Dari uang tersebut akan dipakai untuk kembali memebeli makanan tersebut, dan juga untuk memenuhui kebutuhan sehari-hari. Jadi belum cukup untuk mudik. Sebenarnya, saya sudah merasa kangen sama keluarga, di kampung halaman telah menunggu istri dan anak-anak ke dua anak saya. Pak Robi hanya melamunkan dirinya, seperti sedang menghanyal, lalu ia lanjutkan tentang seorang istri dan anak-anaknya. Sebenarnya saya telah mempunyai empat orang anak, anak laki-laki yang pertama meninggal saat masih bayi dan meninggal karena sakit, sedangkan yang kedua meninggal juga, saat ia sedang melahirkan anak. Dan yang tersisa anak laki-laki yang sedang duduk di kelas tiga Sekolah Menengah Pertama (SMP), sedangkan yang terakhir merupakan perempuan berumur 2 tahun.

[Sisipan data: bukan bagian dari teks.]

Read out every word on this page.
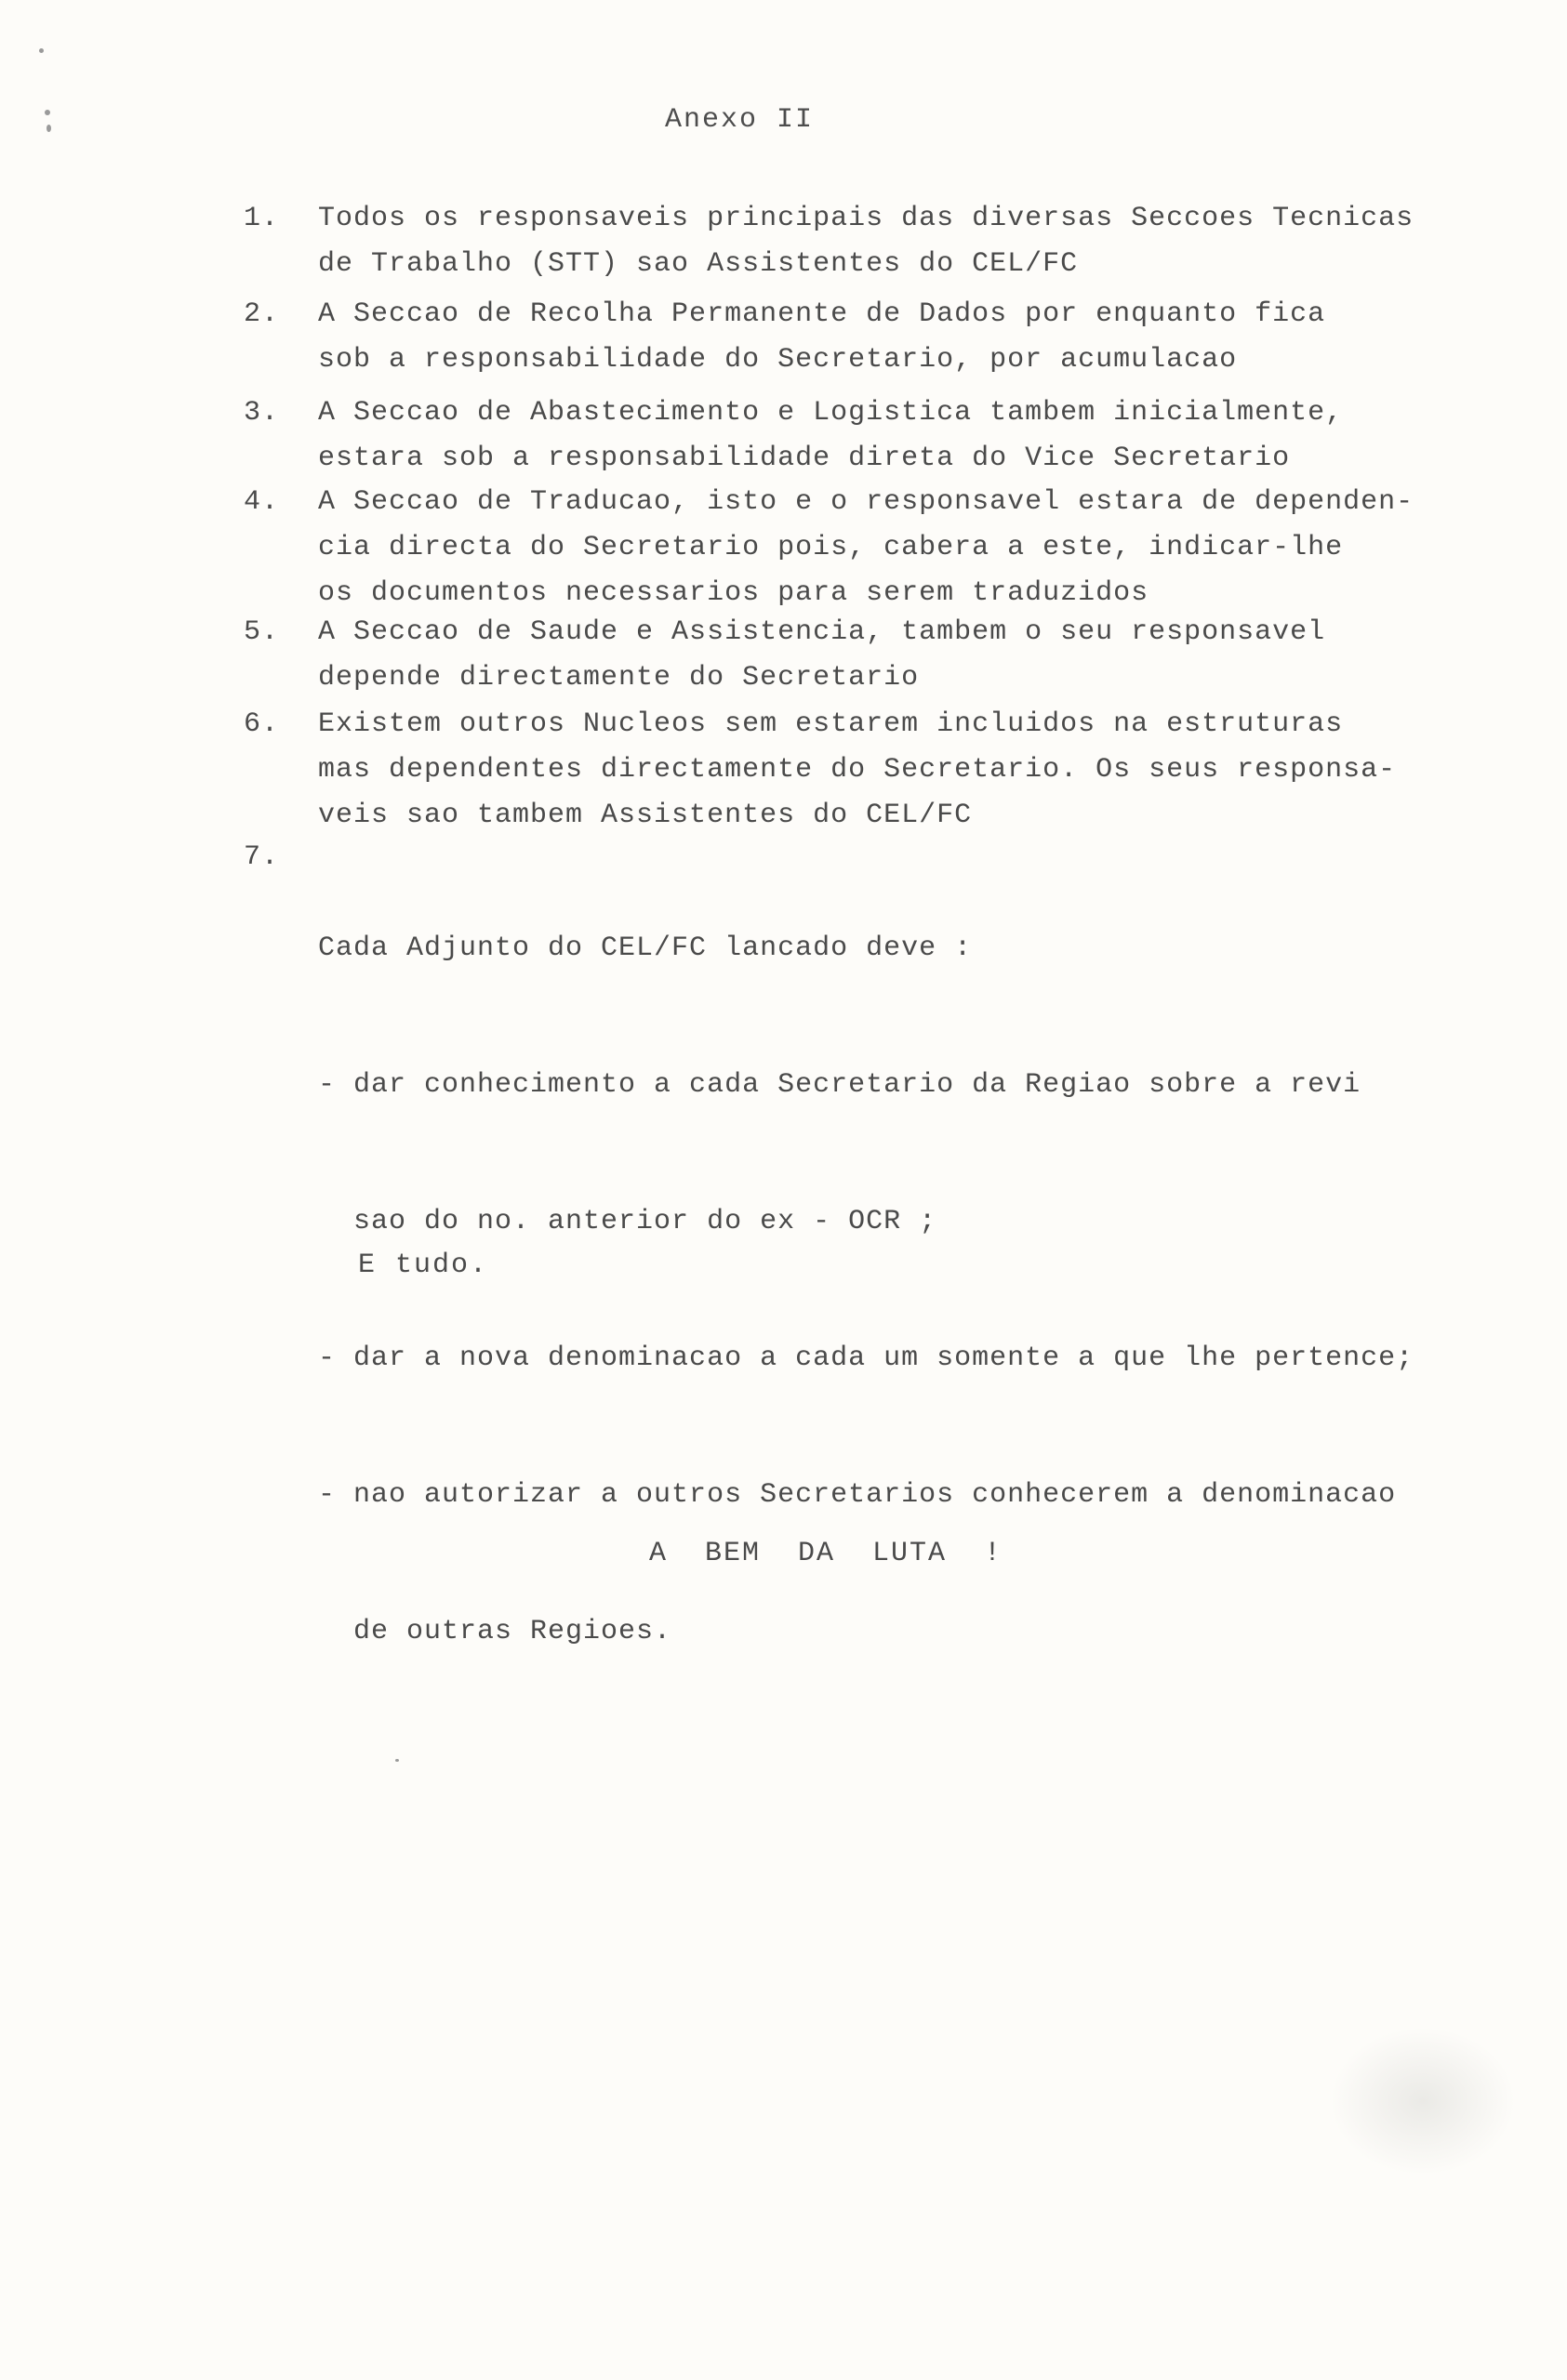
Anexo II
1.	Todos os responsaveis principais das diversas Seccoes Tecnicas
de Trabalho (STT) sao Assistentes do CEL/FC
2.	A Seccao de Recolha Permanente de Dados por enquanto fica
sob a responsabilidade do Secretario, por acumulacao
3.	A Seccao de Abastecimento e Logistica tambem inicialmente,
estara sob a responsabilidade direta do Vice Secretario
4.	A Seccao de Traducao, isto e o responsavel estara de dependen-
cia directa do Secretario pois, cabera a este, indicar-lhe
os documentos necessarios para serem traduzidos
5.	A Seccao de Saude e Assistencia, tambem o seu responsavel
depende directamente do Secretario
6.	Existem outros Nucleos sem estarem incluidos na estruturas
mas dependentes directamente do Secretario. Os seus responsa-
veis sao tambem Assistentes do CEL/FC
7.

Cada Adjunto do CEL/FC lancado deve :

- dar conhecimento a cada Secretario da Regiao sobre a revi

sao do no. anterior do ex - OCR ;

- dar a nova denominacao a cada um somente a que lhe pertence;

- nao autorizar a outros Secretarios conhecerem a denominacao

de outras Regioes.

E tudo.
A BEM DA LUTA !
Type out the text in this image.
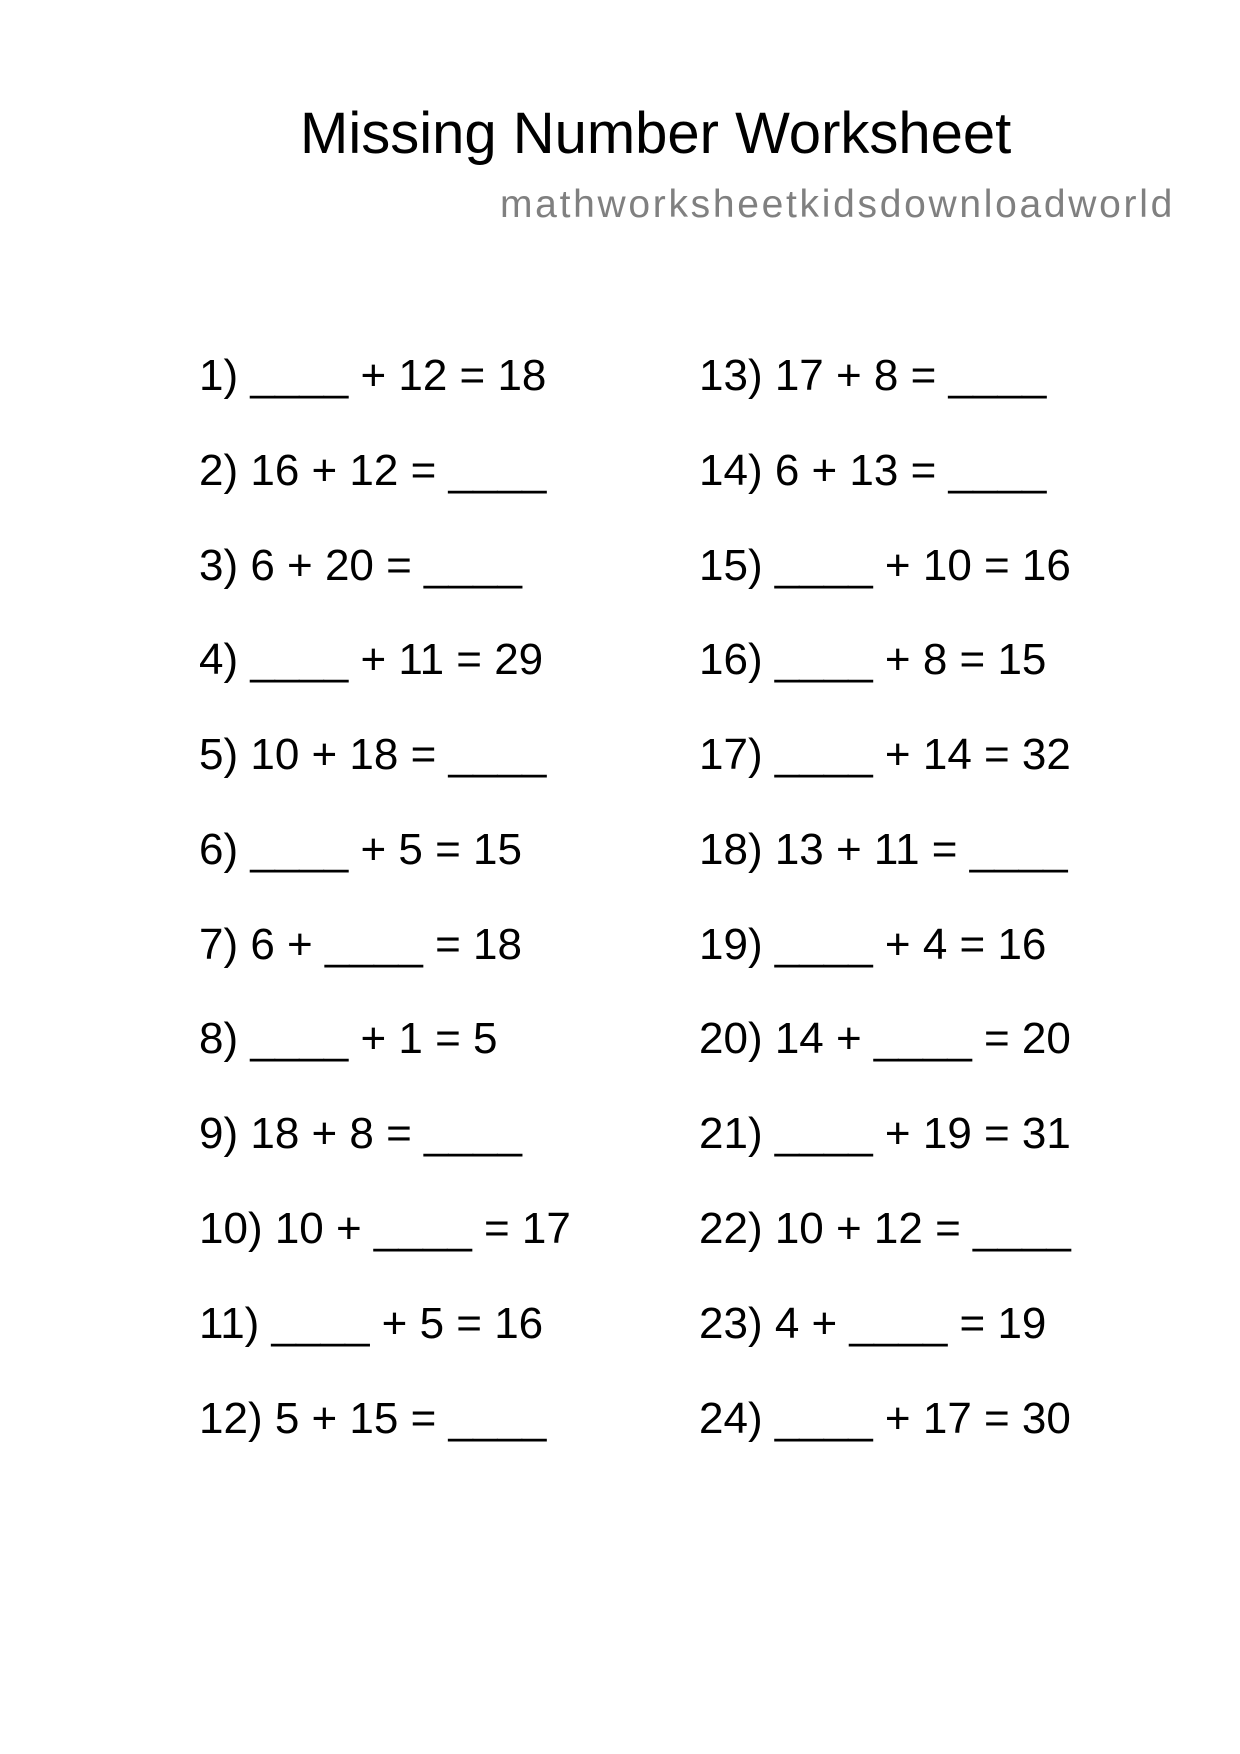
Missing Number Worksheet
mathworksheetkidsdownloadworld
1) ____ + 12 = 18
2) 16 + 12 = ____
3) 6 + 20 = ____
4) ____ + 11 = 29
5) 10 + 18 = ____
6) ____ + 5 = 15
7) 6 + ____ = 18
8) ____ + 1 = 5
9) 18 + 8 = ____
10) 10 + ____ = 17
11) ____ + 5 = 16
12) 5 + 15 = ____
13) 17 + 8 = ____
14) 6 + 13 = ____
15) ____ + 10 = 16
16) ____ + 8 = 15
17) ____ + 14 = 32
18) 13 + 11 = ____
19) ____ + 4 = 16
20) 14 + ____ = 20
21) ____ + 19 = 31
22) 10 + 12 = ____
23) 4 + ____ = 19
24) ____ + 17 = 30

Dari Brebes saya merantau ke Jakarta sekitar tahun '75-an, saat itu jalanan di pasar Jum’at yang tepat di hadapan kami belum seramai sekarang, dan masih kecil. Kendaraan yang masih ada, yakni oplet dan roda niaga.

Untuk sampai ke Jakarta dari kampung halaman saya, memakan waktu yang cukup lama, jika berangkat jam 06.00WIB, maka bisa sampai jam 21.00,an. Dan waktu itu, saya turun di terminal Polau Gadung, terminal pertama di Jakarta.

Untuk awal mula saya merantau saya mengikuti kakak saya berkerja sebagai sopir, dan karena dilarang oleh orang tua maka saya berjualan, saya berjualan sudah bermacam-macam dari rujak bebek, ketoprak, dan harum manis.

Malam pun semakin larut. Setelah merasa cukup untuk beristirahat ia pun letakan pundaknya di bawah sebelah bambu yang digunakan sebagai jembatan antar ke dua kaleng tersebut. Lalu ia angkat angkat bambu tersebut dengan pundaknya.

*Aktif menulis di Sosok Angkringanwarta.